USA: Ecology Extends Comment Period for Port Angeles Harbor Study
The Washington Department of Ecology extended the public comment period on two draft reports detailing the results of a large-scale sediment sampling effort in Port Angeles Harbor.
The comment period, which began Feb. 23, was extended to a 90-day comment period from a 30-day comment period and will now end on May 22, 2012.
Rebecca Lawson, Ecology’s regional manager for the Toxics Cleanup Program, said: “We had numerous requests to extend the comment period for these large and complex reports. We believe allotting more time will allow people to gain a better understanding of their contents.”
Community members can learn more about the draft reports and their findings during an open house and presentation from 6:30 to 8:30 p.m. March 13, 2012, at the Olympic Medical Center’s Linkletter Hall, 939 Caroline Street, Port Angeles.

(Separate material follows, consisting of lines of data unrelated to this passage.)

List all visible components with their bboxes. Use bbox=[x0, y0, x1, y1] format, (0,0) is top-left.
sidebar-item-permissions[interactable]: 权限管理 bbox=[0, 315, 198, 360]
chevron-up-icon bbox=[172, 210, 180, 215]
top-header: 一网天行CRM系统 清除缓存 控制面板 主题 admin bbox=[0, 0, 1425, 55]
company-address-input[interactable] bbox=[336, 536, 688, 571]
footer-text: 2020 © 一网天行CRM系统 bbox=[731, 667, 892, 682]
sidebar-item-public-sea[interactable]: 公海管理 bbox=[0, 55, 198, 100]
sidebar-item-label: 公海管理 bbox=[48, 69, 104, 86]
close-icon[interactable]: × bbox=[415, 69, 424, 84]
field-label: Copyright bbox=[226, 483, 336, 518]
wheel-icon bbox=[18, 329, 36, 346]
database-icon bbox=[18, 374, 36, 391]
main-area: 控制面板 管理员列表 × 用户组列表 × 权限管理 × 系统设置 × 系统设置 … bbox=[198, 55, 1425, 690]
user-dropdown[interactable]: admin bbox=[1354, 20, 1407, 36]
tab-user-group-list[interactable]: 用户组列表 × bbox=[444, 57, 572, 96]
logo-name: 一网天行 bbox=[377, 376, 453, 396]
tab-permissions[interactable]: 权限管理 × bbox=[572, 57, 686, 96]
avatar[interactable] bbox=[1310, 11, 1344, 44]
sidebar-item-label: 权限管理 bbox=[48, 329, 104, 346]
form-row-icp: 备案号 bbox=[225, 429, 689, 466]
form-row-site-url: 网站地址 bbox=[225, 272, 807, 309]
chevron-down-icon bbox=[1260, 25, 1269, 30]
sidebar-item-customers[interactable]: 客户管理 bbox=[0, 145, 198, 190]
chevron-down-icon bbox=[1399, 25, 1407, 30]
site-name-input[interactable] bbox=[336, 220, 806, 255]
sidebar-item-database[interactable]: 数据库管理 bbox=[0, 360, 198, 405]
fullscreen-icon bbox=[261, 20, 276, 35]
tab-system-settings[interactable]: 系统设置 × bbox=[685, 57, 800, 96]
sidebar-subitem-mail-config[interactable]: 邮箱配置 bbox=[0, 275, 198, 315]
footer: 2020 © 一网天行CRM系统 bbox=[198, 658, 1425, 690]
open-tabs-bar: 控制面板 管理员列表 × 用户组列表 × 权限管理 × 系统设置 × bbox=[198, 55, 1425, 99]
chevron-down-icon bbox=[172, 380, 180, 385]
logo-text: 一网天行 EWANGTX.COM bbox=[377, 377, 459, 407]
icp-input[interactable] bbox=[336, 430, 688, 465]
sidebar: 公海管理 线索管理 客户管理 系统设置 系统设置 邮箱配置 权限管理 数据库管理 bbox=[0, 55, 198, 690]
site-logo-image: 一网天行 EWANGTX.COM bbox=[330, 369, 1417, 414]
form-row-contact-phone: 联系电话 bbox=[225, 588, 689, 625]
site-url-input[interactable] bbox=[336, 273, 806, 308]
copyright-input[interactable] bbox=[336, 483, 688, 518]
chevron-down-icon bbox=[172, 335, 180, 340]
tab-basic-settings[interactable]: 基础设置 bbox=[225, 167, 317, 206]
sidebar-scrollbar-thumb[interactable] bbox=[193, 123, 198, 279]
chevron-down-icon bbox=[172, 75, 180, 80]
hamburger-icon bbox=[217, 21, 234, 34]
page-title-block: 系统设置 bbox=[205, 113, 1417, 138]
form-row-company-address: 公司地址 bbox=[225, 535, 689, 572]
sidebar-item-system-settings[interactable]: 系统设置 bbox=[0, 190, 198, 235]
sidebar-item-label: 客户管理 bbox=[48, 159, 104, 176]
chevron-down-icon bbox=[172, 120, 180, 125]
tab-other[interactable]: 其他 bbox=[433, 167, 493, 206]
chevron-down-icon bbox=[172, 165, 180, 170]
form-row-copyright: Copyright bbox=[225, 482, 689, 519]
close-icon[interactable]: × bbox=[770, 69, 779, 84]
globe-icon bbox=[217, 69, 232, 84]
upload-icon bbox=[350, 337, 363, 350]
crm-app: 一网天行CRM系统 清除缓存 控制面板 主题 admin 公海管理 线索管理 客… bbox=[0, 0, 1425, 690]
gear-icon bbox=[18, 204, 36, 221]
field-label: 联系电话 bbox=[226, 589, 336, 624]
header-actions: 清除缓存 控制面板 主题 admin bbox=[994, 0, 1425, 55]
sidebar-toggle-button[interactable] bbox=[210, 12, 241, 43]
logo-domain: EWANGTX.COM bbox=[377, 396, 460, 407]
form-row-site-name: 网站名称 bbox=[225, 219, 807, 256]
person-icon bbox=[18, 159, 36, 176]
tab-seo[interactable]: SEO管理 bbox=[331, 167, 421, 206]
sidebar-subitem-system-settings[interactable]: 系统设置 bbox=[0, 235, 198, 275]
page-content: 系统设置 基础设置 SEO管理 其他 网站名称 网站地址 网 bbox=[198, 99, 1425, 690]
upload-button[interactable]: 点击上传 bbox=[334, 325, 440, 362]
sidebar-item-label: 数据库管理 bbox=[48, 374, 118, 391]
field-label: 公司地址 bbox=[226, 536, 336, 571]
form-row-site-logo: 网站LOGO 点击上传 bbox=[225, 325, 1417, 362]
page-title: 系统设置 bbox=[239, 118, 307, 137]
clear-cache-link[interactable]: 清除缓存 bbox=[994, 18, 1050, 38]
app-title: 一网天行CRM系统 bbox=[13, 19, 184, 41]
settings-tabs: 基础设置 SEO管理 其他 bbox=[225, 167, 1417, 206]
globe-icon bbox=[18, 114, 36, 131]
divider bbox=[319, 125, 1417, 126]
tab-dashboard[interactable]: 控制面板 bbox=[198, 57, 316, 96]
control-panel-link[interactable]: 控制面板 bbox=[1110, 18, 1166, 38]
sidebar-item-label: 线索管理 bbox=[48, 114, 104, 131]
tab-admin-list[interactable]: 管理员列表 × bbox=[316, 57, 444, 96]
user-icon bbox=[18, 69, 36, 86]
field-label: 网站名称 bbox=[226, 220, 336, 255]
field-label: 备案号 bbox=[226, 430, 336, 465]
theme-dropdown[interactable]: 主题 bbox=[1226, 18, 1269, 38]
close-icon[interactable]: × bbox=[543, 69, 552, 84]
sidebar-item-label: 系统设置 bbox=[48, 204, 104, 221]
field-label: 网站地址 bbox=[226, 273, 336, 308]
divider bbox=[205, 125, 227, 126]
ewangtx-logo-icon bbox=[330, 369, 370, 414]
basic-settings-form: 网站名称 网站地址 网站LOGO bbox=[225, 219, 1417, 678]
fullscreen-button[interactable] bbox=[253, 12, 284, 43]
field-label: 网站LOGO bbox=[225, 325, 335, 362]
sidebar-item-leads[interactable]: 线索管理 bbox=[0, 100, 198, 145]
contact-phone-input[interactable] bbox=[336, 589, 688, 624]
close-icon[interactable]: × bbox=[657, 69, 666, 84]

The purpose of the sediment study that the reports detail is to understand the distribution of chemical contamination and wood debris in the harbor and identify likely sources of this contamination. Port Angeles has a long industrial history that contributed to the harbor’s pollution. Ecology began this study in 2008 as part of the Puget Sound Initiative, a joint effort of Gov. Gregoire and the Legislature to restore the Sound’s health by 2020.
Some of the major chemical contaminants found include dioxins and poly-chlorinated biphenyls, commonly called PCBs, both of which can persist in the environment for decades. Dioxins and PCBs are endocrine disruptors, may cause reproductive and development effects, and are potential carcinogens. Other contaminants include toxic metals as well as ammonia and sulfides from decomposing wood debris, all which are harmful to plants and animals.
The largest contamination “hotspots” are in the inner harbor and near the former Rayonier pulp mill, in the eastern part of the harbor.
The results of the study will help Ecology determine entities responsible for the contamination.